魏敏叹口气,由着若初将她的发用干帕子吸干水,爬上床盖上被子准备睡觉,这一天真的累坏了,养足了精神明天一早就去陪他,迷迷糊糊的快要睡着了,却听到一阵猛拍门的声音,登时被吓醒了,强撑着身子坐起来,连眼睛都睁不开。

若初的声音在门外面响起:“我们小姐这会儿已经歇下了,您要是有什么事情明儿再说罢。”

柳云却是半点都等不得,二话不说就往里面闯,若初生得比柳云高力气也大可还是没强的过她,愣是被她撞开自己的肩膀给闯了进去,若初跟着进去只见魏敏揉着睡眼惺忪的眼睛往外面看。

柳云快步走到魏敏身边坐下来,抓着她柔软的小手,脸上的神情满是激动和急切,竟是难得的恳求道:“敏姐儿,这次你一定得帮帮我,老夫人想要让我回江南,姨母不想回去,她最宠爱你,你说的话她老人家肯定会听的,就当姨母求你成吗?往后你想要什么只要说一声,姨母都答应。”

魏敏大而圆的两只眼珠子滴留滴留地转了转,心里当即有了主意,她也看得出来这次的事情像是有人安排好的,但是幕后的人却是没有半点头绪,她总归是新来的,很多人对她来说都是陌生的很,想要从中找到蛛丝马迹只怕是不容易。

她此刻仿佛置身于一片迷雾中,连方向都辨别不清,不过不知道为什么,对这个二姨母她还真是不舍得让人就这么回去了,既然二姨母也不愿意回去,那不如就这么热热闹闹的过日子,也省得自己见不到对自己好的三姨母。

魏敏故作天真地问:“祖母最好说话了,二姨母肯定做错事了,你只要和祖母好好陪礼就行了啊。”

柳云面露不耐,也不顾自己说出口的事情适合不适合给个孩子听,说道:“你爹都被老夫人送到祠堂里罚跪反省了,那都是她的亲儿子,我这个外人哪敢贴着脸说什么话?”

魏敏顿了顿,当女儿的既然知道魏亭然受了罚理所应当去求祖母网开一面,不过她更知道祖母是不希望她趟入这潭浑水中,但是既然不能让这位二姨母离开,她只能适当的装傻充楞,横竖最后的麻烦不会撞到自己身上。

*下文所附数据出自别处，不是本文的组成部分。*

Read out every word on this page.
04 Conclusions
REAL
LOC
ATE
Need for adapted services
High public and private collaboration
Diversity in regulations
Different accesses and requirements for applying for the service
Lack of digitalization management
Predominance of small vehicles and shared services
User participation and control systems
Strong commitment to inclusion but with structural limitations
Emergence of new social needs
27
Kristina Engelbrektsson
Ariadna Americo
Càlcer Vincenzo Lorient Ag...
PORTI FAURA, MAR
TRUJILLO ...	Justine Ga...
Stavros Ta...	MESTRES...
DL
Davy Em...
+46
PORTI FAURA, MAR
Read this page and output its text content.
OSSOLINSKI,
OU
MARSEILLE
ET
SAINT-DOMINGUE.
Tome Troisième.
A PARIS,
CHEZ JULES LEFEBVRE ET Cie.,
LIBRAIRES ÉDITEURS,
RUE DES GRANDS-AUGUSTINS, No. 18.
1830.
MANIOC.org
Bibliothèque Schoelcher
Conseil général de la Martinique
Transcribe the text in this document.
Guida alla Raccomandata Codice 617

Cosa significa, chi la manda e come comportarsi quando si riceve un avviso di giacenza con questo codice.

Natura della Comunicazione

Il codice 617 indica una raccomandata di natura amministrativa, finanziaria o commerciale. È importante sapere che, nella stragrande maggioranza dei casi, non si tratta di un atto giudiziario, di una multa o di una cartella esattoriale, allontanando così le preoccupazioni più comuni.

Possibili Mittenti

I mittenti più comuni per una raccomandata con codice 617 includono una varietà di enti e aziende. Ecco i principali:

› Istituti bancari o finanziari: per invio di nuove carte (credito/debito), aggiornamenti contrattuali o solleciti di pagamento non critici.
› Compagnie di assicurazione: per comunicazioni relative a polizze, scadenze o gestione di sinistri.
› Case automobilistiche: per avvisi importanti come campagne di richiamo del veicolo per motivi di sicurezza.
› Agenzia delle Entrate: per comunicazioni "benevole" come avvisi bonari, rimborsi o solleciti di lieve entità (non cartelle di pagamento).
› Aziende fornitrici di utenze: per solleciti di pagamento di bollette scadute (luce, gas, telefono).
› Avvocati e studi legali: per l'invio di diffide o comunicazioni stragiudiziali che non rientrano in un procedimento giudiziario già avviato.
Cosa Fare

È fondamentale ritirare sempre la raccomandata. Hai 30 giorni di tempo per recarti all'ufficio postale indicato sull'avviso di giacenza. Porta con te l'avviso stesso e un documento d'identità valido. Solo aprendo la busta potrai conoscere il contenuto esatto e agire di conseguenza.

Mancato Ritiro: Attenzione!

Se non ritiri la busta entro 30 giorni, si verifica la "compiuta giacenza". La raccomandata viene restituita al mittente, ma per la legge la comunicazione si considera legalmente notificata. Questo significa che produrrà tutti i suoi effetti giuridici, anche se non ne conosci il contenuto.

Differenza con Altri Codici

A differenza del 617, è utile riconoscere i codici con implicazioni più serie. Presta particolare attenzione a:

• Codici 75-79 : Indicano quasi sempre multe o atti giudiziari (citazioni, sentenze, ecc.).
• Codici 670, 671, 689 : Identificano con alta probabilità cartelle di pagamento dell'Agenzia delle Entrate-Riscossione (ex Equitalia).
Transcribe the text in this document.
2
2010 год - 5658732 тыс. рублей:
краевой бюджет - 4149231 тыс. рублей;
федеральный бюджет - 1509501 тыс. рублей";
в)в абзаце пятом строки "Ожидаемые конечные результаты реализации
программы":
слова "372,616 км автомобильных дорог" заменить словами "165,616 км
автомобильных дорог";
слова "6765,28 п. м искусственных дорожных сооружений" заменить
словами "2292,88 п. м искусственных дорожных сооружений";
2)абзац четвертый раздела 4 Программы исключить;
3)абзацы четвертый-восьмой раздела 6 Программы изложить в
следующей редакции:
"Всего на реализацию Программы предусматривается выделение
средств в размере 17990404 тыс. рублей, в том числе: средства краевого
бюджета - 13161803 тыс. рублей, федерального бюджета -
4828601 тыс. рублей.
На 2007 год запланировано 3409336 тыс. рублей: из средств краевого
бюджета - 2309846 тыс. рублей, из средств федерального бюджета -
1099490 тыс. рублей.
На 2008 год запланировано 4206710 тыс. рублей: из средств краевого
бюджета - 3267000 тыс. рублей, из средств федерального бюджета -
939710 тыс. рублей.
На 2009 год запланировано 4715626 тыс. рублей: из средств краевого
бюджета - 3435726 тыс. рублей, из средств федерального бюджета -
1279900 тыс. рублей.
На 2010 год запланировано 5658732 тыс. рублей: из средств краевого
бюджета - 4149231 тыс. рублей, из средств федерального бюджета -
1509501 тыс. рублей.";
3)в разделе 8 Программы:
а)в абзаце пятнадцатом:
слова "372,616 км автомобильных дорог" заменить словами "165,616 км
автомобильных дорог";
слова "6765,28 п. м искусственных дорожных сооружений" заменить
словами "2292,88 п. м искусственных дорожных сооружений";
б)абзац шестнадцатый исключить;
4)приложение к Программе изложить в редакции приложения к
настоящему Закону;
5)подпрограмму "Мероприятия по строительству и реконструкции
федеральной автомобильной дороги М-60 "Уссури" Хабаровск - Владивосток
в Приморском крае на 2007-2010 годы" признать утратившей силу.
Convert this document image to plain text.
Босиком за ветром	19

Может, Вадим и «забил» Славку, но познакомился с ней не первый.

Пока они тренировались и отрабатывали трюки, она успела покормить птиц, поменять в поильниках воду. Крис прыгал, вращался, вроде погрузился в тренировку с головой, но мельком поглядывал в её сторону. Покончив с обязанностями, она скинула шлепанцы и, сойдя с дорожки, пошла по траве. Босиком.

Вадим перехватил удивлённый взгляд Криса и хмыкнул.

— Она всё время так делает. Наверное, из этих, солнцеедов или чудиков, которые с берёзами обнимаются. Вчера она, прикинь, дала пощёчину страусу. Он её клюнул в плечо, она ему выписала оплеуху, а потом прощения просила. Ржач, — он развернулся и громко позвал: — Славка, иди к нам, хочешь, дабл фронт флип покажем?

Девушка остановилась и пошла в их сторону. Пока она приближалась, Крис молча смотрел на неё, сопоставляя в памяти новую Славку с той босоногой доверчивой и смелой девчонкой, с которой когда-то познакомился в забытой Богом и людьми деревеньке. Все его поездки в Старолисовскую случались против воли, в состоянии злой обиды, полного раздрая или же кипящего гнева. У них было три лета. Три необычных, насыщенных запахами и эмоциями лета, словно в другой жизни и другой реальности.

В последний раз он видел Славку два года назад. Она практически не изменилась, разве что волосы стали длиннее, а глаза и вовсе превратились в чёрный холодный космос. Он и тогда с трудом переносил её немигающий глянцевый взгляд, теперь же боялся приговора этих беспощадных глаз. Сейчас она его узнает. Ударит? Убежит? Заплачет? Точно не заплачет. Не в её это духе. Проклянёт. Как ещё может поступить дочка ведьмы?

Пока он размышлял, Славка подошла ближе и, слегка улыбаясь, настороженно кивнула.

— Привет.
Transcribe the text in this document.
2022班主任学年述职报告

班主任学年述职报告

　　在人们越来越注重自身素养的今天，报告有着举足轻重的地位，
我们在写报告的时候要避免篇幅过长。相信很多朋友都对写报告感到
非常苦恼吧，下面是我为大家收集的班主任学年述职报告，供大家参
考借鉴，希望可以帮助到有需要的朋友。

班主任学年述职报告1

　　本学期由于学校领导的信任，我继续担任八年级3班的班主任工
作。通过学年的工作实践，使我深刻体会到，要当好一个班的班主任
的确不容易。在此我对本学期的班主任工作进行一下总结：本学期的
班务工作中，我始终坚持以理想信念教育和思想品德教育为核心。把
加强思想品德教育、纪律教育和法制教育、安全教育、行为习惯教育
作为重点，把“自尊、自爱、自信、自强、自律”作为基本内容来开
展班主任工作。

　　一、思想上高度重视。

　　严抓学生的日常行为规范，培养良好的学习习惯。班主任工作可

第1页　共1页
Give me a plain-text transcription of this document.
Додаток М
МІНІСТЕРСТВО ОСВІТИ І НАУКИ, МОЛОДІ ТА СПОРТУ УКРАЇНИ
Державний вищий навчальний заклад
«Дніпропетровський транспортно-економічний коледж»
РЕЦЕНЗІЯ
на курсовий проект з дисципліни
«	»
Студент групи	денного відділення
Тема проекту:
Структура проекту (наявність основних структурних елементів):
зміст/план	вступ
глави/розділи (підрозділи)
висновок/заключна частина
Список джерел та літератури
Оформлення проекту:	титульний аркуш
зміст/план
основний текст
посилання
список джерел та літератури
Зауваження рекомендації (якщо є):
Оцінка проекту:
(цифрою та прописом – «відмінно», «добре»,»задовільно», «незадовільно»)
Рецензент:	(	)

魏老太太是什么人,不说她掌着整个魏家的权,便是宫里的太妃娘娘凡事都尊重大嫂的意见,若是她不同意,柳云想要嫁到魏家纯属痴人说梦。更何况自己不过是个孩子,没那么多的心眼也情有可原,可柳云势必要落更大的埋怨,魏亭然是自己的父亲,这般狼狈的模样被自己给看到了,想来对柳云也会有微词。

想到此,魏敏二话不说从床上下来,只披了一件厚实的外衣就往云棠园去,柳云跟在后面走两步,想起老夫人那张威严吓人的脸顿时停下步子,看着已经走远的主仆两转身回了自己住的院子。等躺倒在床上的时候才想到老夫人要是知道了只怕是更加不待见自己了,她现在唯一的筹码只有魏亭然,所以更得把他抓紧,只要他咬住不松口非要娶自己,那么她便什么都不怕,只要和这位老夫人犟个几年,肯定能进了魏家的门,慌乱不已的心终于平静下来,这才心安理得的睡熟了。

魏老夫人也刚准备睡,听到外面的人说敏姐儿来了,看了眼站在一边的赵嬷嬷冷哼一声:“可不是?你前脚才说,后脚就搬了救兵来,敏姐儿是我的心头肉,她开口我能不答应?我就是怕她一时糊涂拎不清上了别人的当可怎么好?罢了,终究不过是个孩子,要真有什么,我给她顶着。”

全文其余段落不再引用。